The positive twist? Thoughtful snacking can be beneficial. It provides an excellent opportunity to incorporate fruits, milk, and yogurt into your meal plan, contributing essential good carbohydrates. To optimize benefits, consider spacing snacks between meals rather than adding them directly, preventing an excess carbohydrate load.
My patients often inquire, “Is it okay to snack if I have diabetes?” The answer is straightforward: If you manage diabetes through three balanced meals, exercise, and perhaps medications like metformin, snacking might not be necessary. However, for those on insulin or sulfonylureas, snacking could help prevent low blood glucose levels, a consideration best discussed with your healthcare team.

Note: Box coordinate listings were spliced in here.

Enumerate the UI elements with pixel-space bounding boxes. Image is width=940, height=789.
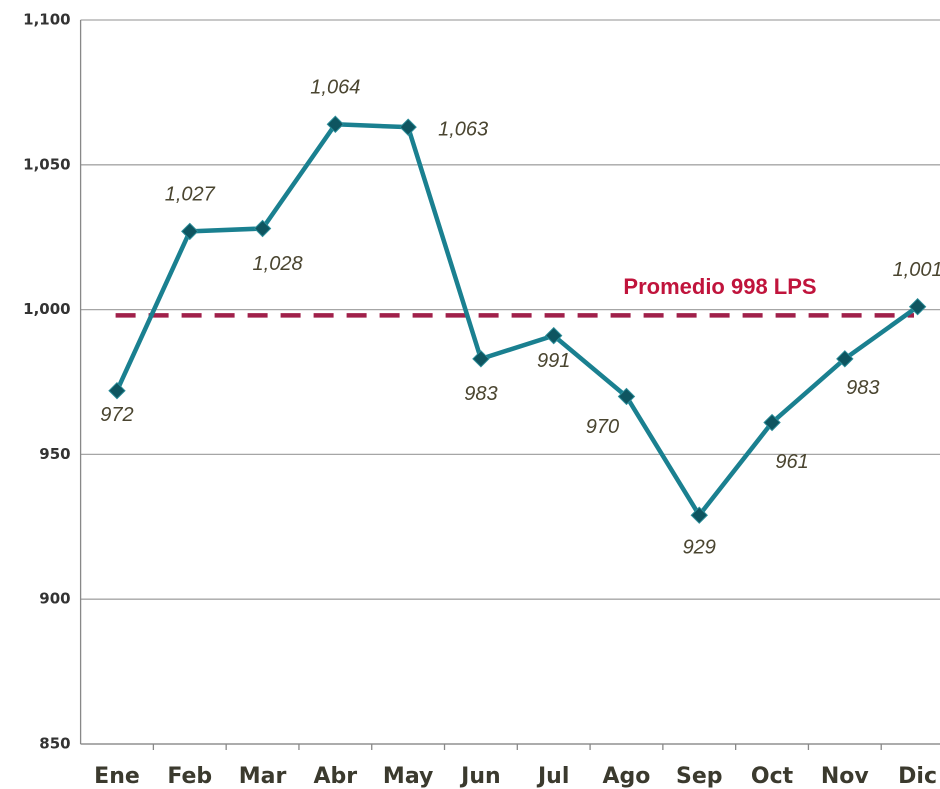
y-tick-label: 850 xyxy=(39,735,70,753)
marker xyxy=(108,381,126,400)
data-label: 983 xyxy=(846,377,879,399)
average-label: Promedio 998 LPS xyxy=(623,274,816,299)
marker xyxy=(326,115,345,133)
marker xyxy=(544,326,563,345)
x-tick-label: Sep xyxy=(676,764,723,789)
x-tick-label: Ene xyxy=(94,764,140,789)
y-tick-label: 1,100 xyxy=(23,11,70,29)
marker xyxy=(763,413,781,432)
x-tick-label: Nov xyxy=(821,764,870,789)
data-label: 1,064 xyxy=(310,77,360,99)
x-tick-label: Mar xyxy=(239,764,287,789)
y-tick-label: 900 xyxy=(39,590,70,608)
y-tick-label: 1,050 xyxy=(23,155,70,173)
marker xyxy=(399,118,417,136)
x-tick-label: Oct xyxy=(751,764,794,789)
data-label: 1,028 xyxy=(253,253,303,275)
x-tick-label: Jun xyxy=(459,764,501,789)
marker xyxy=(836,350,854,368)
data-label: 1,063 xyxy=(438,118,488,140)
marker xyxy=(181,222,199,241)
x-tick-label: Abr xyxy=(314,764,358,789)
x-tick-label: May xyxy=(383,764,433,789)
data-label: 929 xyxy=(683,536,716,558)
marker xyxy=(253,219,272,238)
x-tick-label: Jul xyxy=(536,764,569,789)
data-label: 1,001 xyxy=(893,259,940,281)
data-label: 1,027 xyxy=(165,184,216,206)
marker xyxy=(472,350,490,368)
data-label: 983 xyxy=(464,383,497,405)
marker xyxy=(690,506,708,524)
y-tick-label: 1,000 xyxy=(23,300,70,318)
data-label: 970 xyxy=(586,416,619,438)
data-label: 972 xyxy=(100,404,133,426)
x-tick-label: Ago xyxy=(603,764,651,789)
y-tick-label: 950 xyxy=(39,445,70,463)
data-label: 961 xyxy=(775,451,808,473)
x-tick-label: Feb xyxy=(167,764,212,789)
marker xyxy=(908,297,927,316)
marker xyxy=(617,387,636,406)
data-label: 991 xyxy=(537,350,570,372)
x-tick-label: Dic xyxy=(898,764,937,789)
line xyxy=(114,122,919,518)
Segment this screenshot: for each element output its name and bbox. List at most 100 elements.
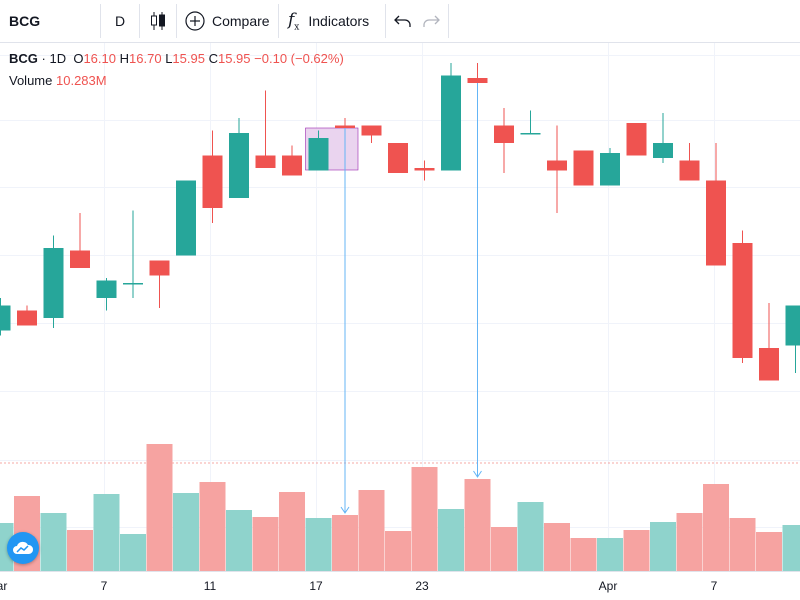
- volume-bar: [464, 479, 491, 571]
- candle-body: [176, 180, 196, 256]
- symbol-text: BCG: [9, 13, 41, 29]
- candle: [653, 113, 673, 163]
- candle: [17, 305, 37, 326]
- chart-type-button[interactable]: [140, 0, 176, 42]
- candle: [706, 143, 726, 266]
- volume-bar: [279, 492, 305, 571]
- compare-button[interactable]: Compare: [184, 0, 274, 42]
- candle: [414, 160, 435, 181]
- arrow: [473, 83, 482, 478]
- arrow-layer: [340, 83, 482, 514]
- candle-body: [732, 243, 753, 358]
- volume-label: Volume: [9, 73, 53, 88]
- candle: [520, 110, 541, 135]
- candle-body: [679, 160, 700, 181]
- candle-body: [361, 125, 382, 136]
- add-circle-icon: [185, 11, 205, 31]
- candle-body: [282, 155, 302, 176]
- change-value: −0.10 (−0.62%): [254, 51, 344, 66]
- volume-bar: [623, 530, 650, 571]
- close-value: 15.95: [217, 51, 251, 66]
- volume-bar: [332, 515, 358, 571]
- volume-bar: [67, 530, 93, 571]
- price-chart[interactable]: ar 7 11 17 23 Apr 7: [0, 43, 800, 600]
- candle: [43, 235, 64, 328]
- candle-body: [17, 310, 37, 326]
- top-toolbar: BCG D Compare fx Indicators: [0, 0, 800, 43]
- candle-body: [255, 155, 276, 168]
- volume-bar: [517, 502, 544, 571]
- candle-body: [388, 143, 408, 173]
- legend-symbol: BCG: [9, 51, 38, 66]
- logo-button[interactable]: [7, 532, 39, 564]
- candle: [308, 130, 329, 171]
- candle: [282, 145, 302, 176]
- candle: [255, 90, 276, 168]
- indicators-button[interactable]: fx Indicators: [288, 0, 388, 42]
- redo-icon: [423, 15, 440, 27]
- volume-bar: [544, 523, 570, 571]
- candle: [573, 150, 594, 186]
- candle-body: [467, 78, 488, 83]
- cloud-chart-icon: [13, 541, 34, 554]
- candle: [0, 298, 11, 336]
- time-axis-tick-label: 17: [309, 579, 323, 593]
- function-icon: fx: [288, 9, 300, 33]
- chart-grid: [0, 43, 800, 571]
- ohlc-row: BCG · 1D O16.10 H16.70 L15.95 C15.95 −0.…: [9, 51, 344, 73]
- candle-body: [335, 125, 355, 128]
- interval-button[interactable]: D: [101, 0, 139, 42]
- volume-bar: [385, 531, 411, 571]
- volume-bar: [491, 527, 517, 571]
- volume-bar: [782, 525, 800, 571]
- compare-label: Compare: [212, 13, 270, 29]
- high-value: 16.70: [129, 51, 162, 66]
- volume-bar: [120, 534, 146, 571]
- candle-body: [494, 125, 514, 143]
- time-axis-background: [0, 571, 800, 600]
- candle: [441, 63, 461, 171]
- candle-body: [123, 283, 143, 285]
- low-label: L: [165, 51, 173, 66]
- interval-text: D: [114, 13, 126, 29]
- volume-bar: [40, 513, 67, 571]
- volume-bar: [650, 522, 676, 571]
- candle-body: [96, 280, 117, 298]
- candle: [361, 125, 382, 143]
- volume-bar: [199, 482, 226, 571]
- volume-bar: [756, 532, 782, 571]
- candle-body: [70, 250, 90, 268]
- open-label: O: [73, 51, 84, 66]
- candle-body: [414, 168, 435, 171]
- candle-body: [785, 305, 800, 346]
- candle-body: [706, 180, 726, 266]
- undo-button[interactable]: [392, 0, 414, 42]
- candle: [96, 278, 117, 311]
- symbol-search-button[interactable]: BCG: [9, 0, 97, 42]
- volume-bar: [438, 509, 464, 571]
- time-axis-tick-label: ar: [0, 579, 7, 593]
- volume-bar: [252, 517, 279, 571]
- candle: [785, 305, 800, 373]
- volume-value: 10.283M: [56, 73, 107, 88]
- indicators-label: Indicators: [308, 13, 370, 29]
- undo-icon: [394, 15, 411, 27]
- candle: [229, 118, 249, 198]
- candle-body: [653, 143, 673, 158]
- candle-body: [759, 348, 779, 381]
- toolbar-divider: [385, 4, 386, 38]
- volume-bar: [597, 538, 623, 571]
- candle-body: [600, 153, 620, 186]
- candle: [149, 260, 170, 308]
- redo-button[interactable]: [420, 0, 442, 42]
- time-axis-tick-label: 7: [711, 579, 718, 593]
- time-axis-tick-label: 23: [415, 579, 429, 593]
- arrow: [340, 128, 350, 514]
- toolbar-divider: [278, 4, 279, 38]
- candle: [494, 108, 514, 173]
- volume-bar: [0, 523, 14, 571]
- candle-body: [229, 133, 249, 198]
- volume-bar: [93, 494, 120, 571]
- volume-bar: [146, 444, 173, 571]
- candle: [70, 213, 90, 268]
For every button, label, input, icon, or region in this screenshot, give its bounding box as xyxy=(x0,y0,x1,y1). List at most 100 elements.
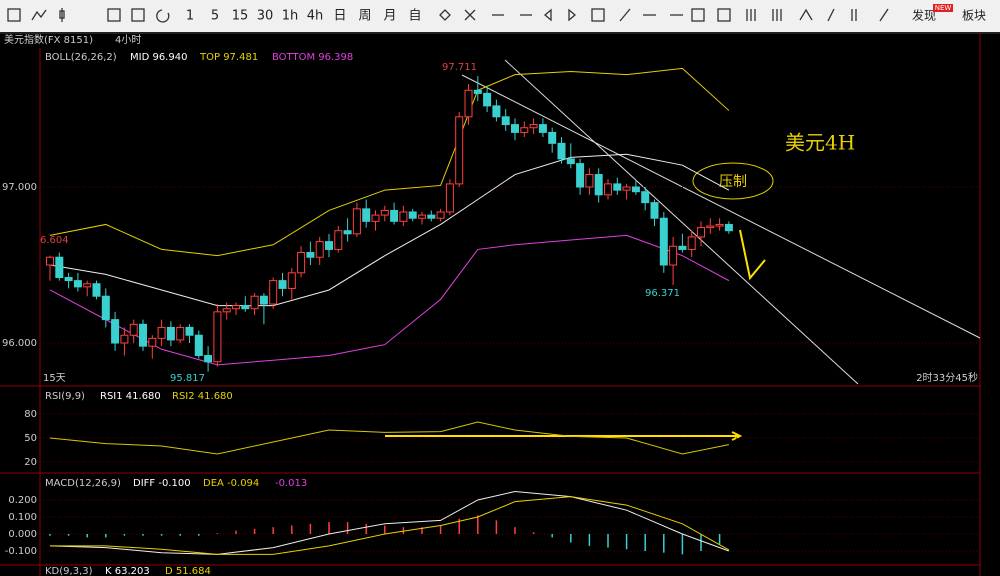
candle-body xyxy=(371,214,380,222)
candle-body xyxy=(631,186,640,193)
y-tick-label: 50 xyxy=(24,433,37,444)
candle-body xyxy=(241,305,250,310)
macd-diff: DIFF -0.100 xyxy=(133,478,191,489)
y-tick-label: 0.200 xyxy=(8,495,37,506)
candle-body xyxy=(706,225,715,229)
candle-body xyxy=(650,202,659,219)
candle-body xyxy=(287,272,296,289)
candle-body xyxy=(306,252,315,258)
candle-body xyxy=(55,256,64,279)
candle-body xyxy=(213,311,222,363)
candle-body xyxy=(120,334,129,344)
boll-mid-line xyxy=(49,153,730,307)
candle-body xyxy=(436,211,445,219)
candle-body xyxy=(445,183,454,213)
boll-bottom: BOTTOM 96.398 xyxy=(272,52,353,63)
candle-body xyxy=(334,230,343,250)
candle-body xyxy=(64,277,73,282)
trendlines xyxy=(461,59,981,385)
candle-body xyxy=(278,280,287,289)
toolbar-button[interactable]: 1 xyxy=(186,9,194,24)
toolbar-link[interactable]: 发现 xyxy=(912,8,936,23)
toolbar-button[interactable]: 自 xyxy=(408,9,421,24)
y-tick-label: 97.000 xyxy=(2,182,37,193)
panel-dividers xyxy=(0,385,980,566)
candle-body xyxy=(101,295,110,321)
boll-top-line xyxy=(49,67,730,257)
candle-body xyxy=(399,211,408,222)
candle-body xyxy=(548,131,557,144)
toolbar-link[interactable]: 板块 xyxy=(962,9,986,23)
candle-body xyxy=(604,183,612,196)
candle-body xyxy=(259,295,268,305)
candle-body xyxy=(390,209,399,222)
candle-body xyxy=(715,223,724,227)
candle-body xyxy=(697,227,705,238)
macd-dea: DEA -0.094 xyxy=(203,478,259,489)
y-tick-label: 20 xyxy=(24,457,37,468)
y-tick-label: 80 xyxy=(24,409,37,420)
rsi1: RSI1 41.680 xyxy=(100,391,161,402)
candle-body xyxy=(538,124,547,133)
candle-body xyxy=(566,158,575,165)
toolbar-button[interactable]: 日 xyxy=(333,9,346,24)
toolbar-button[interactable]: 月 xyxy=(383,9,396,24)
y-tick-label: -0.100 xyxy=(5,546,37,557)
toolbar-button[interactable]: 周 xyxy=(358,9,371,24)
candle-body xyxy=(520,127,529,133)
boll-top: TOP 97.481 xyxy=(199,52,258,63)
span: 15天 xyxy=(43,373,66,384)
candle-body xyxy=(148,337,157,347)
toolbar-button[interactable]: 15 xyxy=(232,9,249,24)
candle-body xyxy=(594,174,603,196)
macd-value: -0.013 xyxy=(275,478,307,489)
candle-body xyxy=(157,326,166,339)
candle-body xyxy=(613,183,622,191)
candle-body xyxy=(408,211,417,219)
candle-body xyxy=(641,191,650,204)
candle-body xyxy=(427,214,436,219)
kd-d: D 51.684 xyxy=(165,566,211,576)
candle-body xyxy=(380,209,389,216)
left-price: 6.604 xyxy=(40,235,69,246)
toolbar xyxy=(0,0,1000,32)
y-tick-label: 96.000 xyxy=(2,338,37,349)
candle-body xyxy=(92,283,101,297)
period: 4小时 xyxy=(115,34,141,46)
instrument: 美元指数(FX 8151) xyxy=(4,33,93,46)
macd-label: MACD(12,26,9) xyxy=(45,478,121,489)
high-label: 97.711 xyxy=(442,62,477,73)
candle-body xyxy=(83,283,92,288)
candle-body xyxy=(473,89,482,94)
candle-body xyxy=(129,323,138,336)
toolbar-button[interactable]: 4h xyxy=(307,9,324,24)
low2-label: 95.817 xyxy=(170,373,205,384)
kd-k: K 63.203 xyxy=(105,566,150,576)
kd-label: KD(9,3,3) xyxy=(45,566,93,576)
candle-body xyxy=(464,89,473,118)
toolbar-button[interactable]: 5 xyxy=(211,9,219,24)
candle-body xyxy=(343,230,352,235)
candle-body xyxy=(622,186,631,191)
toolbar-icons xyxy=(7,8,889,23)
candle-body xyxy=(511,124,519,133)
candle-body xyxy=(492,105,501,118)
candle-body xyxy=(585,174,594,188)
chart-note: 美元4H xyxy=(785,131,855,155)
candle-body xyxy=(46,256,54,266)
candle-body xyxy=(659,217,668,266)
rsi-label: RSI(9,9) xyxy=(45,391,85,402)
rsi2: RSI2 41.680 xyxy=(172,391,233,402)
candle-body xyxy=(418,214,426,219)
pressure-ellipse xyxy=(692,162,774,200)
toolbar-button[interactable]: 30 xyxy=(257,9,274,24)
boll-mid: MID 96.940 xyxy=(130,52,187,63)
candle-body xyxy=(501,116,510,126)
candle-body xyxy=(669,245,678,266)
arrows xyxy=(385,229,766,441)
toolbar-button[interactable]: 1h xyxy=(282,9,299,24)
pressure-label: 压制 xyxy=(719,174,747,190)
candle-body xyxy=(352,208,361,235)
candle-body xyxy=(166,326,175,341)
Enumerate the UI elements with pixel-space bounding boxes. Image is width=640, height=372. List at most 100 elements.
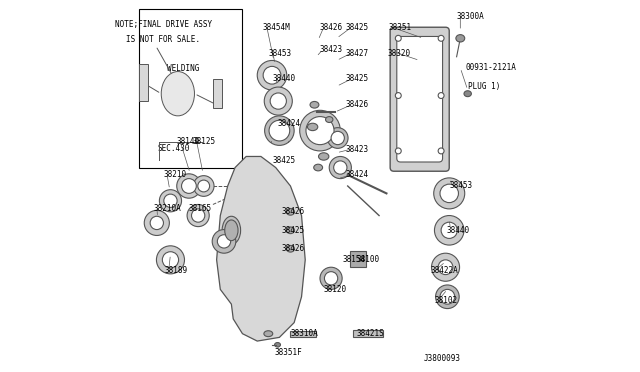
Text: 38424: 38424	[346, 170, 369, 179]
Polygon shape	[216, 157, 305, 341]
Ellipse shape	[440, 289, 455, 304]
Text: 38189: 38189	[165, 266, 188, 275]
Ellipse shape	[319, 153, 329, 160]
Bar	[291, 331, 316, 337]
Ellipse shape	[182, 179, 196, 193]
Ellipse shape	[329, 157, 351, 179]
Text: WELDING: WELDING	[167, 64, 200, 73]
Ellipse shape	[264, 331, 273, 337]
Ellipse shape	[150, 216, 163, 230]
Ellipse shape	[326, 116, 333, 122]
Ellipse shape	[161, 71, 195, 116]
Ellipse shape	[144, 211, 170, 235]
Text: 38426: 38426	[281, 244, 305, 253]
Ellipse shape	[270, 93, 287, 109]
Text: 38300A: 38300A	[456, 12, 484, 21]
Ellipse shape	[187, 205, 209, 227]
Ellipse shape	[263, 66, 281, 84]
Ellipse shape	[441, 222, 458, 238]
FancyBboxPatch shape	[397, 36, 443, 162]
Ellipse shape	[275, 343, 280, 347]
Ellipse shape	[164, 194, 177, 208]
Text: 38351F: 38351F	[275, 348, 303, 357]
Ellipse shape	[431, 253, 460, 281]
Bar	[349, 251, 366, 267]
Text: SEC.430: SEC.430	[157, 144, 190, 153]
Text: 38421S: 38421S	[357, 329, 385, 338]
Text: 38454M: 38454M	[263, 23, 291, 32]
Ellipse shape	[320, 267, 342, 289]
Ellipse shape	[225, 220, 238, 241]
Ellipse shape	[394, 70, 445, 121]
Ellipse shape	[193, 176, 214, 196]
Text: 38125: 38125	[193, 137, 216, 146]
Ellipse shape	[333, 161, 347, 174]
Text: 38440: 38440	[273, 74, 296, 83]
Text: 38427: 38427	[346, 49, 369, 58]
Text: 38426: 38426	[346, 100, 369, 109]
Ellipse shape	[328, 128, 348, 148]
Ellipse shape	[438, 93, 444, 99]
Ellipse shape	[287, 246, 294, 252]
Text: 38120: 38120	[324, 285, 347, 294]
Text: 00931-2121A: 00931-2121A	[466, 63, 516, 72]
Ellipse shape	[324, 272, 338, 285]
Ellipse shape	[257, 61, 287, 90]
Text: J3800093: J3800093	[423, 354, 460, 363]
Text: NOTE;FINAL DRIVE ASSY: NOTE;FINAL DRIVE ASSY	[115, 20, 212, 29]
Text: 38423: 38423	[319, 45, 342, 54]
Text: 38453: 38453	[268, 49, 291, 58]
Ellipse shape	[434, 178, 465, 209]
Bar	[139, 64, 148, 101]
Ellipse shape	[396, 93, 401, 99]
Text: 38425: 38425	[281, 226, 305, 235]
Text: 38422A: 38422A	[431, 266, 458, 275]
Ellipse shape	[435, 215, 464, 245]
Bar	[139, 9, 243, 167]
Text: 38154: 38154	[342, 255, 365, 264]
Text: 38310A: 38310A	[291, 329, 318, 338]
Text: 38426: 38426	[281, 207, 305, 217]
Ellipse shape	[191, 209, 205, 222]
Text: PLUG 1): PLUG 1)	[468, 82, 500, 91]
Text: 38440: 38440	[447, 226, 470, 235]
Ellipse shape	[163, 252, 179, 268]
Ellipse shape	[438, 148, 444, 154]
Text: 38424: 38424	[278, 119, 301, 128]
Ellipse shape	[438, 260, 453, 275]
Ellipse shape	[440, 184, 458, 203]
Text: 38425: 38425	[272, 155, 295, 165]
Ellipse shape	[198, 180, 210, 192]
Bar	[353, 330, 383, 337]
Ellipse shape	[287, 209, 294, 215]
Ellipse shape	[314, 164, 323, 171]
Ellipse shape	[306, 116, 334, 145]
Text: 38102: 38102	[435, 296, 458, 305]
Text: 38100: 38100	[357, 255, 380, 264]
Ellipse shape	[436, 285, 459, 309]
Ellipse shape	[464, 91, 472, 97]
Ellipse shape	[264, 116, 294, 145]
Ellipse shape	[310, 102, 319, 108]
Ellipse shape	[396, 35, 401, 41]
Ellipse shape	[222, 216, 241, 244]
Ellipse shape	[264, 87, 292, 115]
Ellipse shape	[156, 246, 184, 274]
Ellipse shape	[177, 174, 201, 198]
Text: 38320: 38320	[388, 49, 411, 58]
Text: 38426: 38426	[320, 23, 343, 32]
Text: 38210: 38210	[163, 170, 186, 179]
Ellipse shape	[331, 131, 344, 145]
Ellipse shape	[212, 230, 236, 253]
Text: 38140: 38140	[176, 137, 199, 146]
Text: 38453: 38453	[449, 182, 472, 190]
Ellipse shape	[287, 227, 294, 234]
Ellipse shape	[269, 120, 290, 141]
Ellipse shape	[159, 190, 182, 212]
Text: 38210A: 38210A	[153, 203, 181, 213]
Text: 38165: 38165	[189, 203, 212, 213]
Ellipse shape	[307, 123, 318, 131]
Text: 38425: 38425	[346, 74, 369, 83]
Ellipse shape	[456, 35, 465, 42]
Ellipse shape	[396, 148, 401, 154]
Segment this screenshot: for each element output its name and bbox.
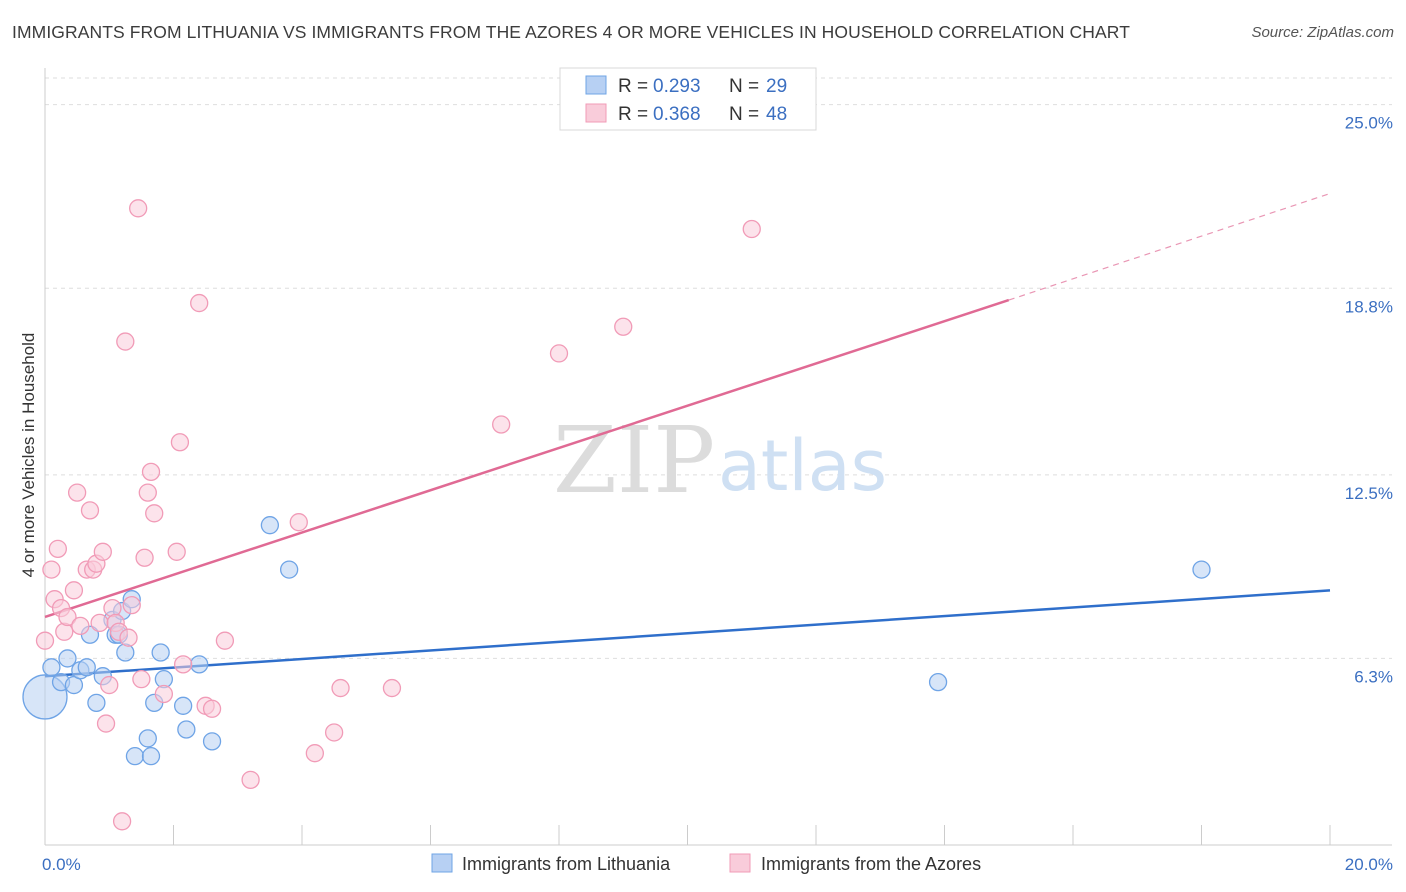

Your daily schedule plays a role; it’s advised not to go more than 5 to 6 hours without eating with diabetes. For instance, if breakfast is at 7 a.m. and lunch at 2 p.m., a healthy mid-morning snack can maintain steady blood glucose levels. Conversely, a bedtime snack may not be necessary, but individual blood sugar levels should guide this decision. Options include nuts with green tea, a hard-boiled egg, veggies with low-fat cottage cheese or hummus, whole grain toast with nut butter, fresh fruit, plant-based milk with nuts, and plain yogurt or milk.
A common question my patients always ask me is, “Can I have fruits? They are sweet and have sugars like fructose and glucose, right?” Yes, you can have fruits; however, choose the portion size and the timing of when you eat them. Fruits are great sources of nutrients, fibre, and the fruit sugar “fructose.” Nature is the best provider, as it has packed fruits with the sweetness of glucose and fructose, but it also provides antidotes to this sweetness, which include fibre, antioxidants, and phytonutrients. These antidotes nullify the effect of fructose.
Large population studies have consistently highlighted the protective impact of fruit consumption on diabetes risk and glycemic control. In my cross-sectional study involving 843 individuals with diabetes in the United Arab Emirates, I observed a positive association between fresh fruit intake and improved glycemic control. Conversely, regular consumption of fruit juices, sugar-sweetened beverages, and soda, even on a weekly basis, demonstrated a significant negative impact on glucose control. This underscores the importance of distinguishing between whole fruits and sugary alternatives. In essence, incorporating fresh fruits into your diet not only proves harmless but can be instrumental in effectively managing diabetes and mitigating associated complications.
Opt for intelligent snack selections by choosing fresh, seasonal, and vibrant fruits rich in antioxidants and dietary fiber. Favor fruits with a low glycemic index, such as berries, oranges, apples, plums, papaya, kiwi, guava, and pears. Consume smaller portions of higher glycemic index sweetened fruits like mangoes, bananas, jackfruit, and grapes.
Consider healthier alternatives by swapping juices for whole fruits, replacing ice cream sundaes with frozen yogurt, and opting for sparkling water with lemon and mint instead of soda. These choices not only enhance nutritional value but also contribute to a balanced and mindful snacking approach.
Smart Snacking Tips for Diabetes:
Establish Regular Eating Times: Maintain a consistent schedule for meals and snacks, spreading carbohydrates throughout the day for sustained energy and better blood sugar control.